Jacob Sampson had never written a full-length play when he heard about the Vaclav Havel Library Foundation’s contest. He hadn’t read Havel’s “The Memorandum” — in fact, he hadn’t even heard of Havel. But when Andrew Harris, his professor at the University of North Texas, sent him a flyer about the VHLF competition, he read the play and had a stroke of inspiration that launched him into a series of sleepless nights and endless rewrites. Last Tuesday, the UNT senior found out that he won the competition.
Sampson’s play, “The Essay,” won the Václav Havel Library Foundation Award and DAMU Contest for the U.S. Students of Drama and Performance Studies, one of the most prestigious playwriting awards for students. The prize is a two-week residency in the Czech Republic in November, Sampson’s first trip ever to Europe, where he will attend classes at the Academy of Performing Arts (DAMU), have his play read by faculty there and visit local theaters around Prague.

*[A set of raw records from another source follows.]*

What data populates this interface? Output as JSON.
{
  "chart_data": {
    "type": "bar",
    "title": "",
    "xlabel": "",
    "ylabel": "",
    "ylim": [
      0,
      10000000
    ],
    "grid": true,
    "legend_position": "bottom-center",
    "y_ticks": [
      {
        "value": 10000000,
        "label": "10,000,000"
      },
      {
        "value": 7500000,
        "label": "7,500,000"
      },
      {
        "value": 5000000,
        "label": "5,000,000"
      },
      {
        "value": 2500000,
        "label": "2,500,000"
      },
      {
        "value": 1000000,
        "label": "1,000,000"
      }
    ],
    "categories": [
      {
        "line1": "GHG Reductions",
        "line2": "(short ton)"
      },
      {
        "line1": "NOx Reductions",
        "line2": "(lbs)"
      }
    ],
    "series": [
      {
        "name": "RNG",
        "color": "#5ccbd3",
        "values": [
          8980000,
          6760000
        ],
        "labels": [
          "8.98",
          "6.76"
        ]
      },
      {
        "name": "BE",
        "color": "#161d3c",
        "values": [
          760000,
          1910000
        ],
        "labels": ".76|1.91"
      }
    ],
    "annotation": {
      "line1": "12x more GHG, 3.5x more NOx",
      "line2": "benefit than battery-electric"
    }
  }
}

“The Memorandum” is a black comedy from 1965 about a fictional language called Ptydepe, which is used in an unnamed organization in order to increase efficiency. Sampson wrote a play that serves as what he thinks of as a sequel, wherein a new headmaster in an American boarding school requires students to use Ptydepe. He mimicked Havel’s theme and tone, though he says he injected his own style into the work.

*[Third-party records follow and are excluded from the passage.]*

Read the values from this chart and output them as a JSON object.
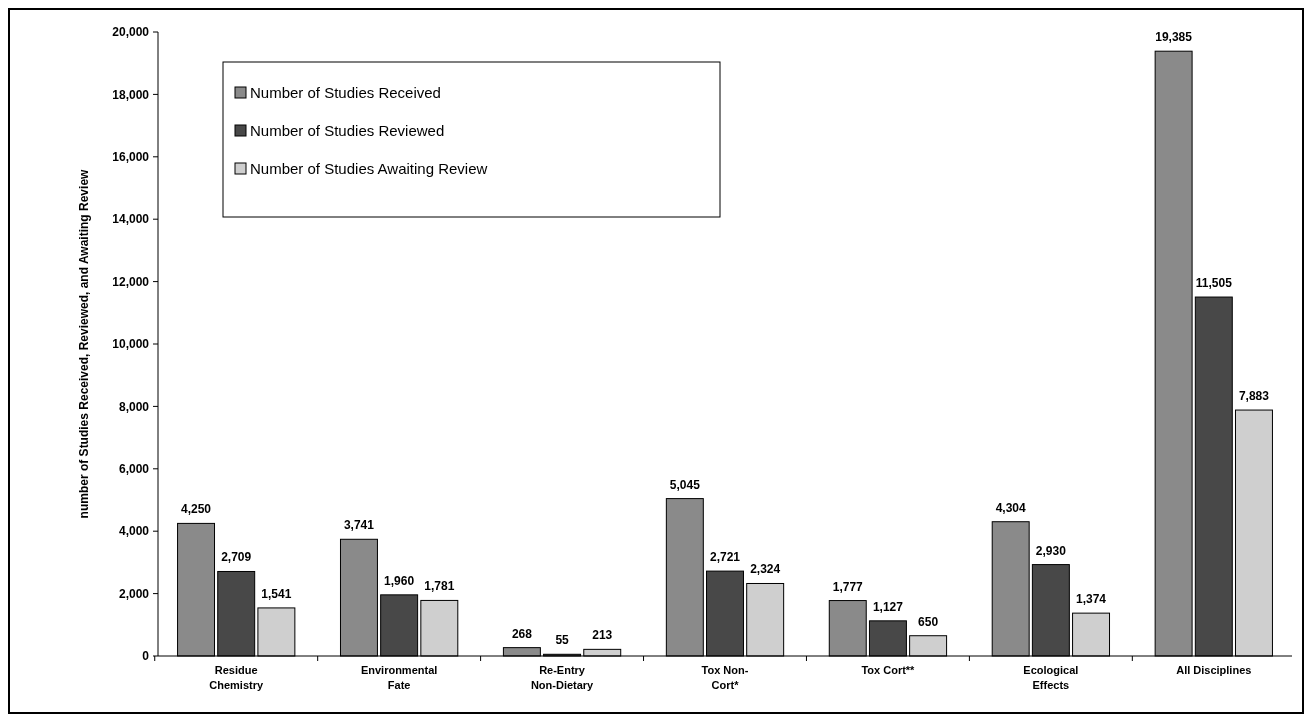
{
  "chart_data": {
    "type": "bar",
    "ylabel": "number of Studies Received, Reviewed, and Awaiting Review",
    "categories": [
      "Residue\nChemistry",
      "Environmental\nFate",
      "Re-Entry\nNon-Dietary",
      "Tox Non-\nCort*",
      "Tox Cort**",
      "Ecological\nEffects",
      "All Disciplines"
    ],
    "series": [
      {
        "name": "Number of Studies Received",
        "color": "#8a8a8a",
        "values": [
          4250,
          3741,
          268,
          5045,
          1777,
          4304,
          19385
        ],
        "value_labels": [
          "4,250",
          "3,741",
          "268",
          "5,045",
          "1,777",
          "4,304",
          "19,385"
        ]
      },
      {
        "name": "Number of Studies Reviewed",
        "color": "#484848",
        "values": [
          2709,
          1960,
          55,
          2721,
          1127,
          2930,
          11505
        ],
        "value_labels": [
          "2,709",
          "1,960",
          "55",
          "2,721",
          "1,127",
          "2,930",
          "11,505"
        ]
      },
      {
        "name": "Number of Studies Awaiting Review",
        "color": "#cfcfcf",
        "values": [
          1541,
          1781,
          213,
          2324,
          650,
          1374,
          7883
        ],
        "value_labels": [
          "1,541",
          "1,781",
          "213",
          "2,324",
          "650",
          "1,374",
          "7,883"
        ]
      }
    ],
    "ylim": [
      0,
      20000
    ],
    "yticks": [
      {
        "value": 0,
        "label": "0"
      },
      {
        "value": 2000,
        "label": "2,000"
      },
      {
        "value": 4000,
        "label": "4,000"
      },
      {
        "value": 6000,
        "label": "6,000"
      },
      {
        "value": 8000,
        "label": "8,000"
      },
      {
        "value": 10000,
        "label": "10,000"
      },
      {
        "value": 12000,
        "label": "12,000"
      },
      {
        "value": 14000,
        "label": "14,000"
      },
      {
        "value": 16000,
        "label": "16,000"
      },
      {
        "value": 18000,
        "label": "18,000"
      },
      {
        "value": 20000,
        "label": "20,000"
      }
    ],
    "legend": "top left",
    "grid": false
  }
}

“Memorandum has a very dry, very sarcastic and long-winded type of humor,” he says. “I tried to incorporate that style, but also to work in my own comedy, which is a lot more obvious.”

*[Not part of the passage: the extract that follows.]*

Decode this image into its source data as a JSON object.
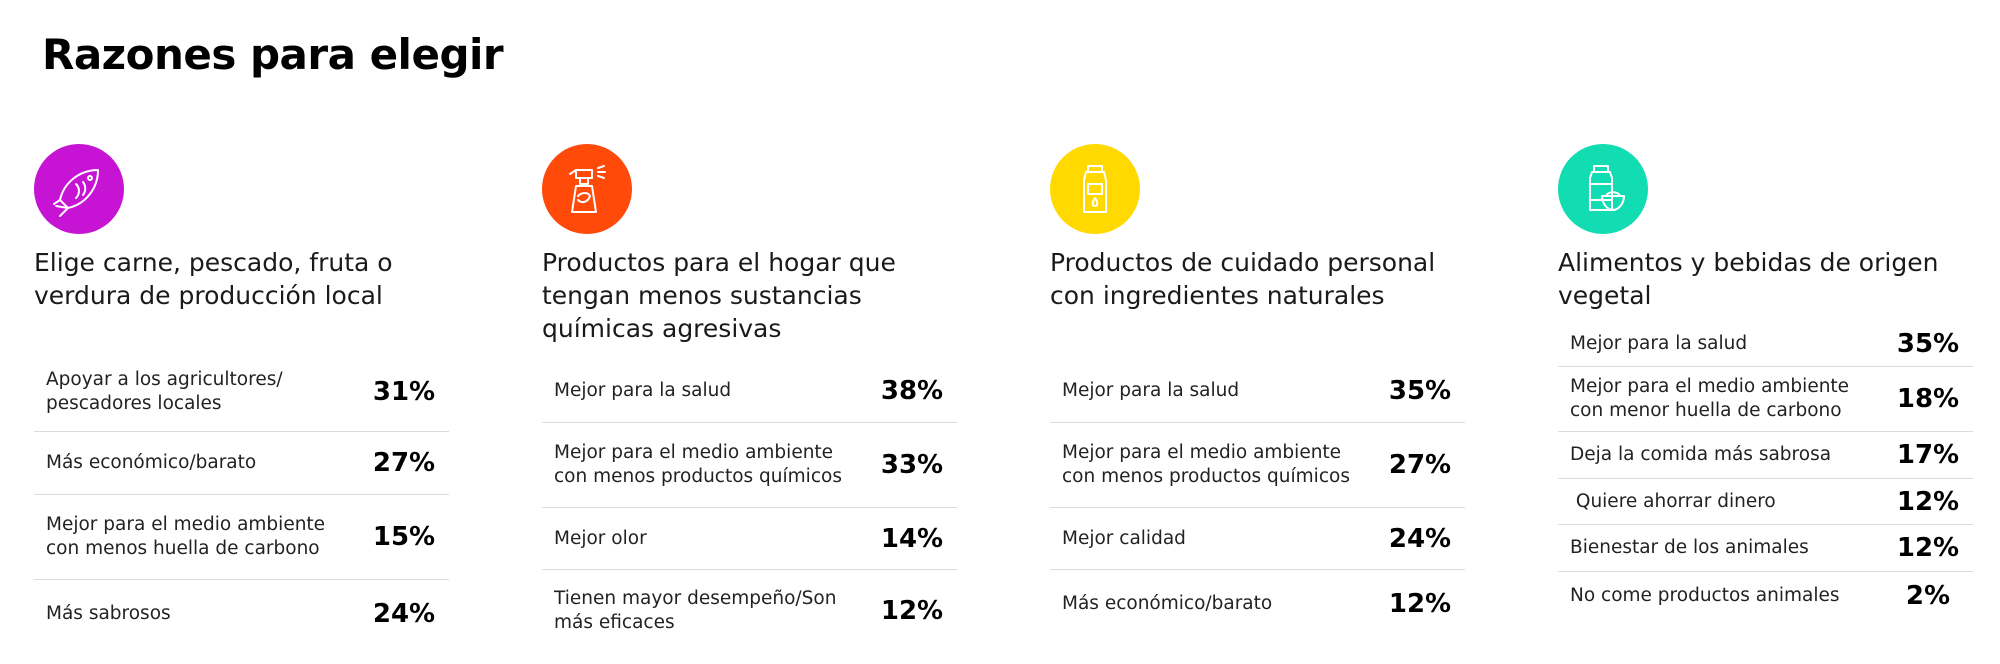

Comedy is his favorite genre, and the 22-year-old hopes to be a television comedy writer. He started writing plays two years ago, when he took Harris’ class. In high school, he had been interested in acting, but writing several short plays in class, and seeing them performed, shifted his focus to playwriting. “The Essay” is his first full-length play, so he went into the writing process with very little idea of what to do.
“I sacrificed a lot of sleep,” he says. He’d never set foot in the library before, but when he started writing, he found a windowless basement where talking was forbidden. With an ending already in mind as he started writing, he had to work through 120 pages that he was constantly drafting and redrafting.
“When I finished the second chapter, I had to go back and rewrite the first,” he admits. “And any time I wrote a new scene, I would change things and have to go back and rewrite everything else.” He says his determination carried him through, and he learned a lot about writing a full-length play from the process. In his last year at UNT, he’ll write a second full-length play as part of a class with Harris. After that, he’s planning on staying in the Dallas-Fort Worth area, for the time being, to pursue more theater.
Right now, he’s learning to be flexible about his work, as he’ll have to be for a career in playwriting or screenwriting. He says watching a shorter play that he wrote put on without much of his input was a strange, even frustrating experience.
“It just was not like what I’d envisioned,” he says. “But it taught me a lot about how interpretable the work can be, and how flexible I need to be.”